Additional diagnostic procedures, including anterior segment biomicroscopy, retinography/fundus autofluorescence, dark adaptation test, and pupillography, were conducted by the same ophthalmologist utilizing specific devices: BQ 900 biomicroscope (Haag-Streit International), Cirrus Photo 800 (Zeiss), DARKadaptometer (Roland Consult), and RETIpupillometry (Roland Consult).

DISCUSSION

This report outlines the clinical and genetic characteristics of a patient diagnosed with GACR, featuring a biallelic variant of uncertain significance, c.416T>G:p.M139R. While the patient's clinical presentation aligns with a diagnosis of gyrate atrophy, the molecular test results are not entirely conclusive.

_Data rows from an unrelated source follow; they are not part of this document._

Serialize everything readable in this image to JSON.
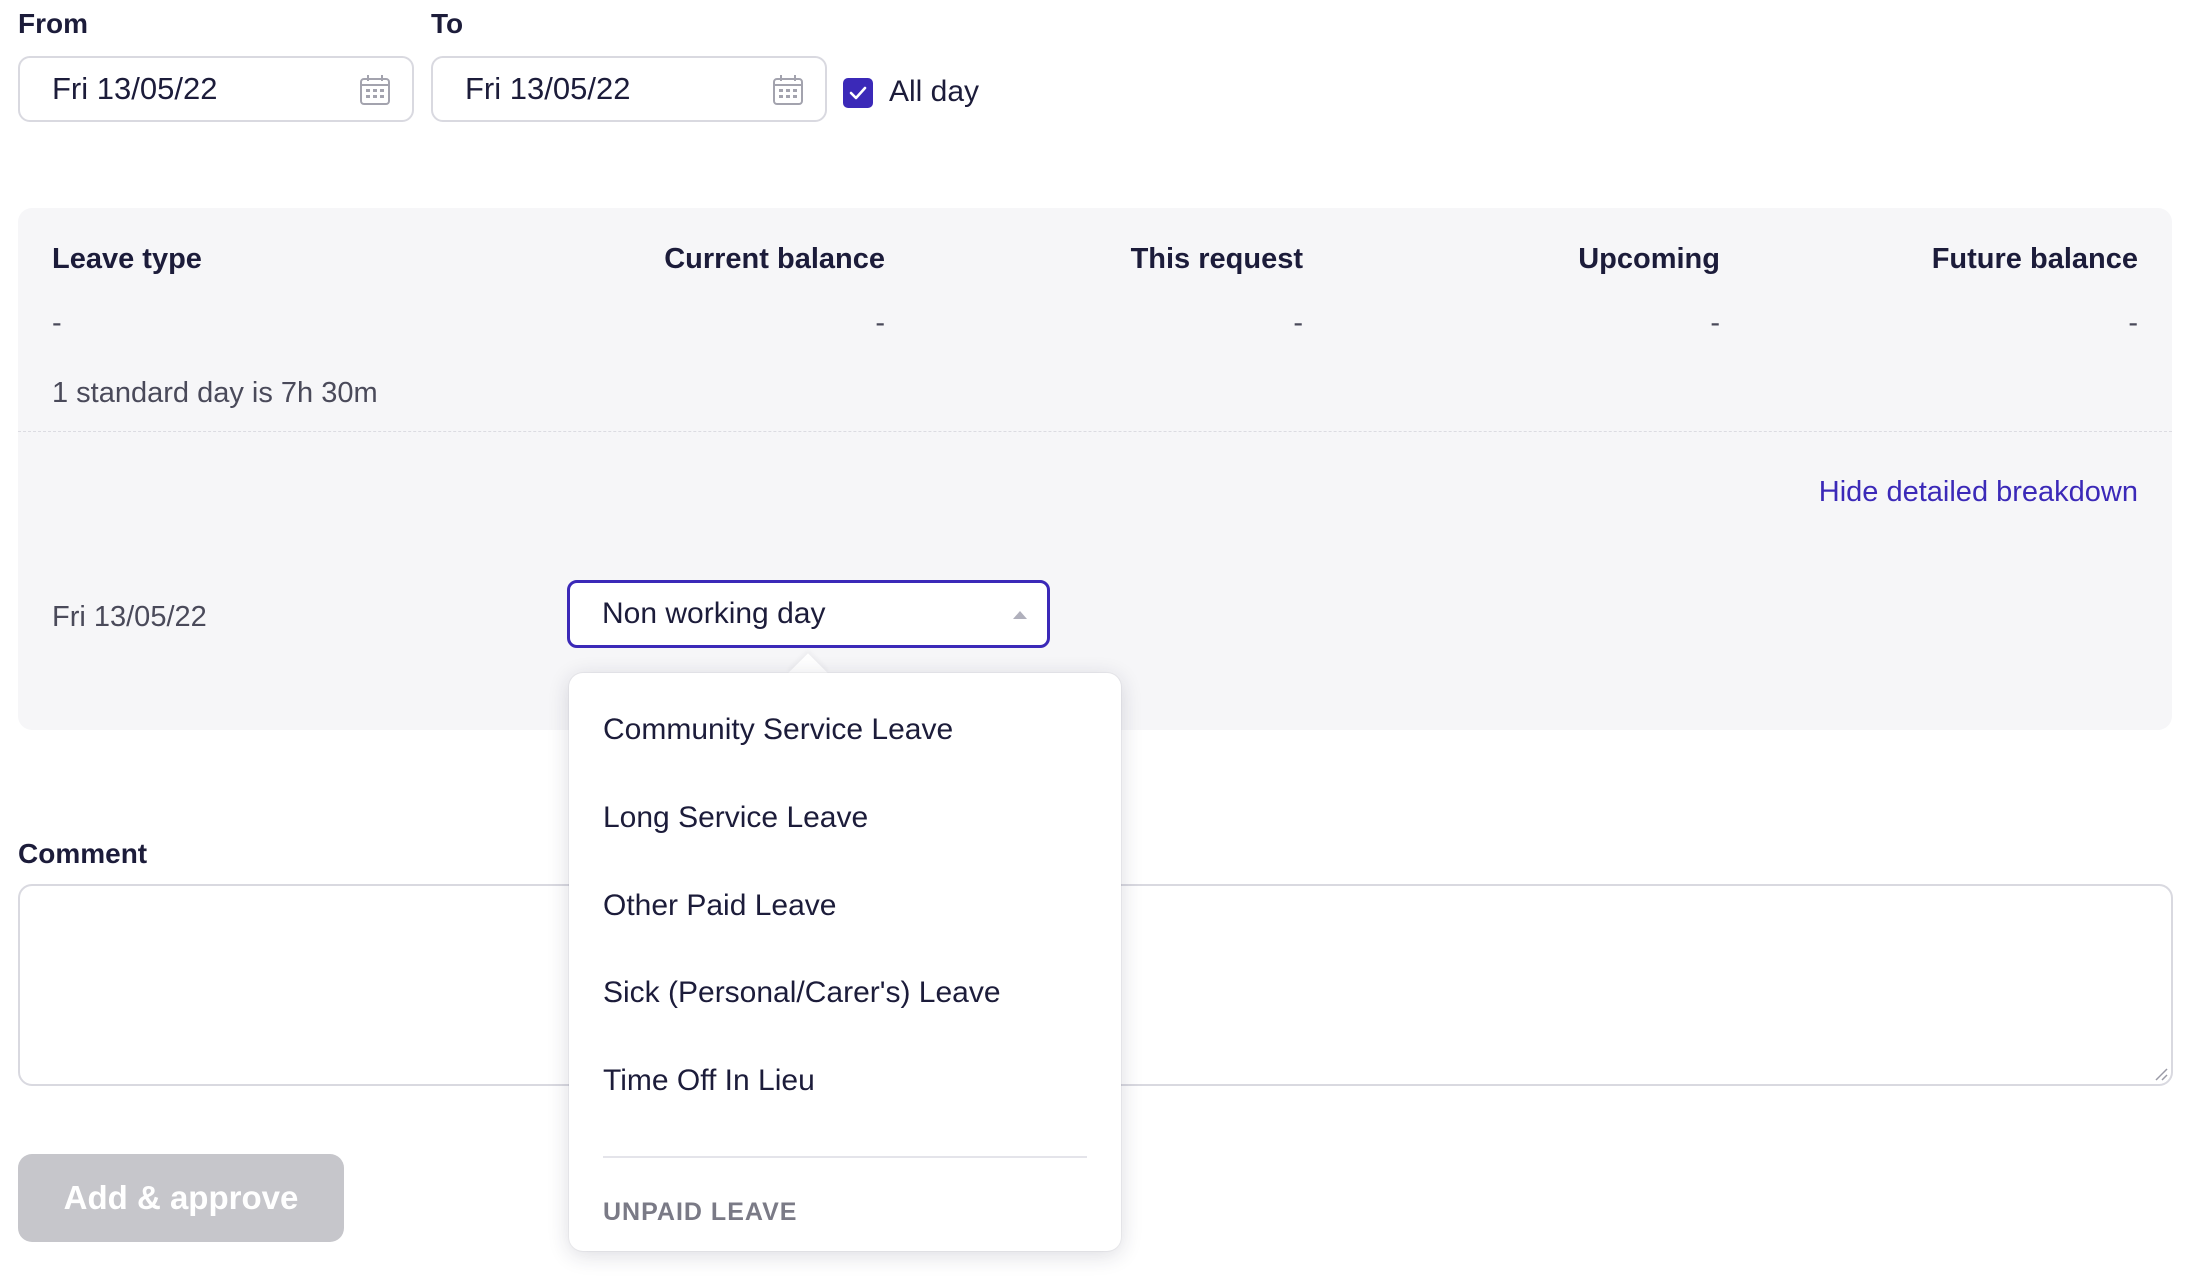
{
  "from": {
    "label": "From",
    "value": "Fri 13/05/22"
  },
  "to": {
    "label": "To",
    "value": "Fri 13/05/22"
  },
  "all_day": {
    "label": "All day",
    "checked": true
  },
  "balance_table": {
    "headers": [
      "Leave type",
      "Current balance",
      "This request",
      "Upcoming",
      "Future balance"
    ],
    "row": [
      "-",
      "-",
      "-",
      "-",
      "-"
    ],
    "note": "1 standard day is 7h 30m"
  },
  "breakdown": {
    "toggle_label": "Hide detailed breakdown",
    "date": "Fri 13/05/22",
    "selected": "Non working day"
  },
  "dropdown": {
    "options": [
      "Community Service Leave",
      "Long Service Leave",
      "Other Paid Leave",
      "Sick (Personal/Carer's) Leave",
      "Time Off In Lieu"
    ],
    "group_label": "UNPAID LEAVE"
  },
  "comment": {
    "label": "Comment",
    "value": ""
  },
  "submit": {
    "label": "Add & approve",
    "disabled": true
  },
  "colors": {
    "accent": "#3b29b8",
    "panel_bg": "#f6f6f8",
    "disabled_btn": "#c6c6cb"
  }
}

Currently, the correlation between genotype and phenotype in GACR remains unclear¹. Katagiri et al. observed that mutations in the OAT gene are associated with two distinct clinical phenotypes. Most patients exhibit gyrate atrophy, characterized by elevated plasma ornithine levels and chorioretinal degeneration. In a subset of cases, a more severe disorder manifests with neonatal-onset hyperammonemia, vomiting, and signs of encephalopathy. These patients typically demonstrate low plasma ornithine levels, indicating a primary deficiency in the reaction catalyzed by OAT during the neonatal period².

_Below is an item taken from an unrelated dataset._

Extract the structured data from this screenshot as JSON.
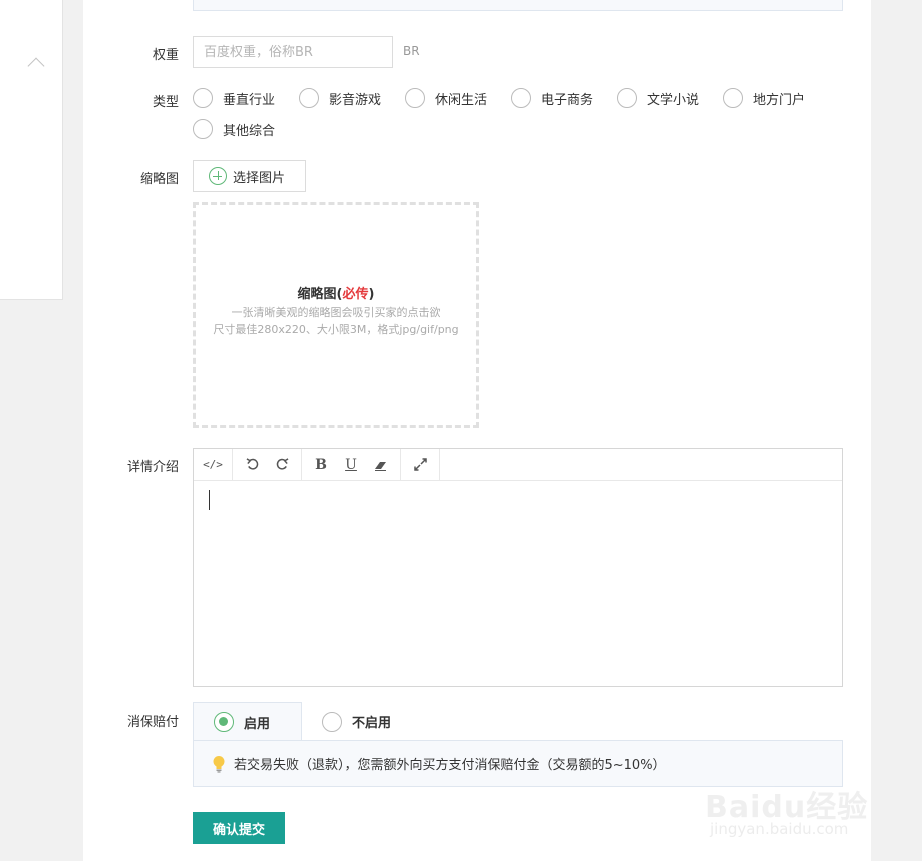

Hyperornithinemia can stem from three recognized causes : hyperornithinemia-hyperammonemia-homocitrullinuria syndrome, Δ(1)-pyrroline-5-carboxylate synthetase deficiency, and gyrate atrophy. Given the absence of symptoms consistent with the first two conditions, the diagnosis of gyrate atrophy is further supported by the patient's clinical presentation and genetic testing results.

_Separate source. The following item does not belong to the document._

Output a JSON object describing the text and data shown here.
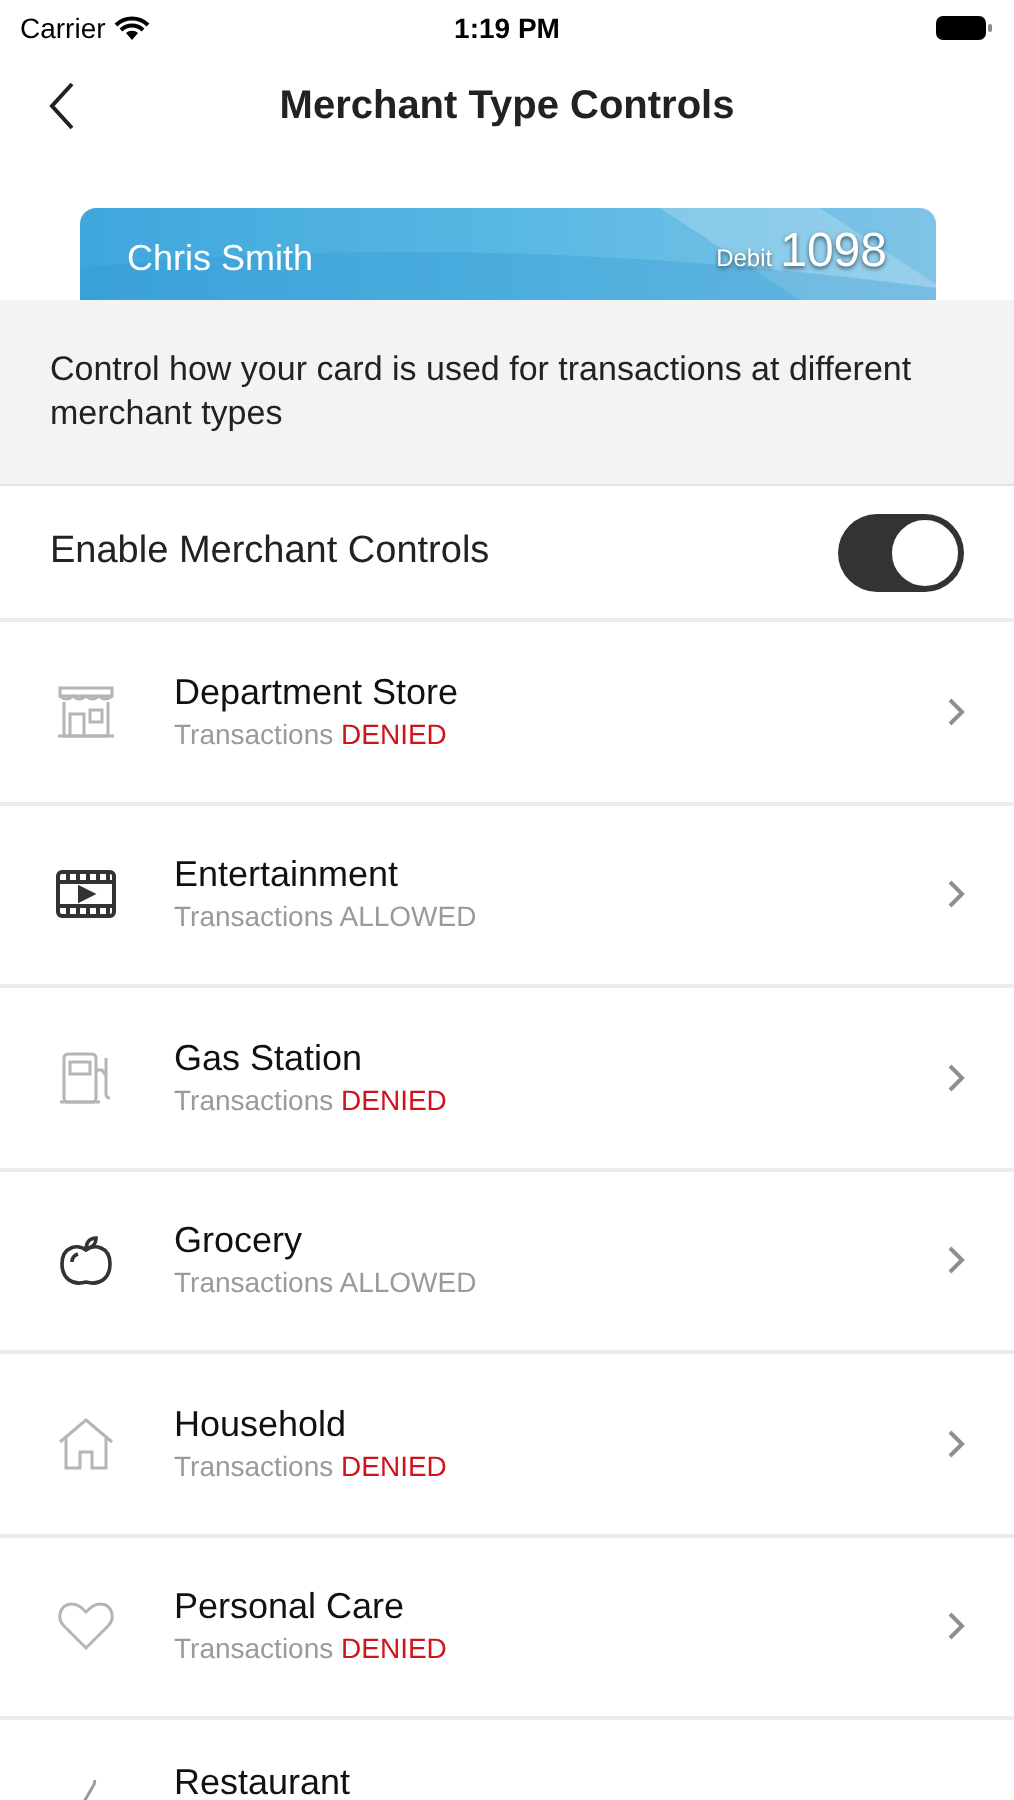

While the anatomical and syndromic diagnosis of GACR in this case is typical, the identification of a variant of uncertain significance raises the question of whether it represent a novel variant. Although an identification code for this variant exists on the ClinVar website (https://www.ncbi.nlm.nih.gov/clinvar/variation/1027070/), where it was first noted in 2020 (associated with a diagnosis of retinitis pigmentosa), no published clinical data regarding this specific case are available.

The precise mechanism through which ornithine d-aminotransferase deficiency leads to chorioretinal degeneration and subsequent ornithine accumulation remains incompletely understood. The accumulation of ornithine or its metabolites can induce direct tissue damage, with the RPE being the primary site of injury in patients with GACR⁵. Animal model studies have indicated that sustained reduction in plasma ornithine levels can prevent retinal degeneration, while ornithine accumulation may lead to RPE degeneration^7-9.

The conventional treatment for GACR typically involves prescribing vitamin B6 (pyridoxine) alongside essential amino acids and implementing an arginine-restricted diet, as arginine serves as the precursor to ornithine¹⁰. Prior research has shown that early initiation of dietary interventions restricting arginine can decelerate the progression of chorioretinal lesions. However, the efficacy of this approach remains contentious, with some studies reporting improvements or stabilization of retinal changes, while others note continued progression of chorioretinal complications. This treatment regimen necessitates meticulous monitoring, with variations in treatment initiation age, dietary adherence, and genetic heterogeneity in GACR likely contributing to the diverse outcomes^10-14.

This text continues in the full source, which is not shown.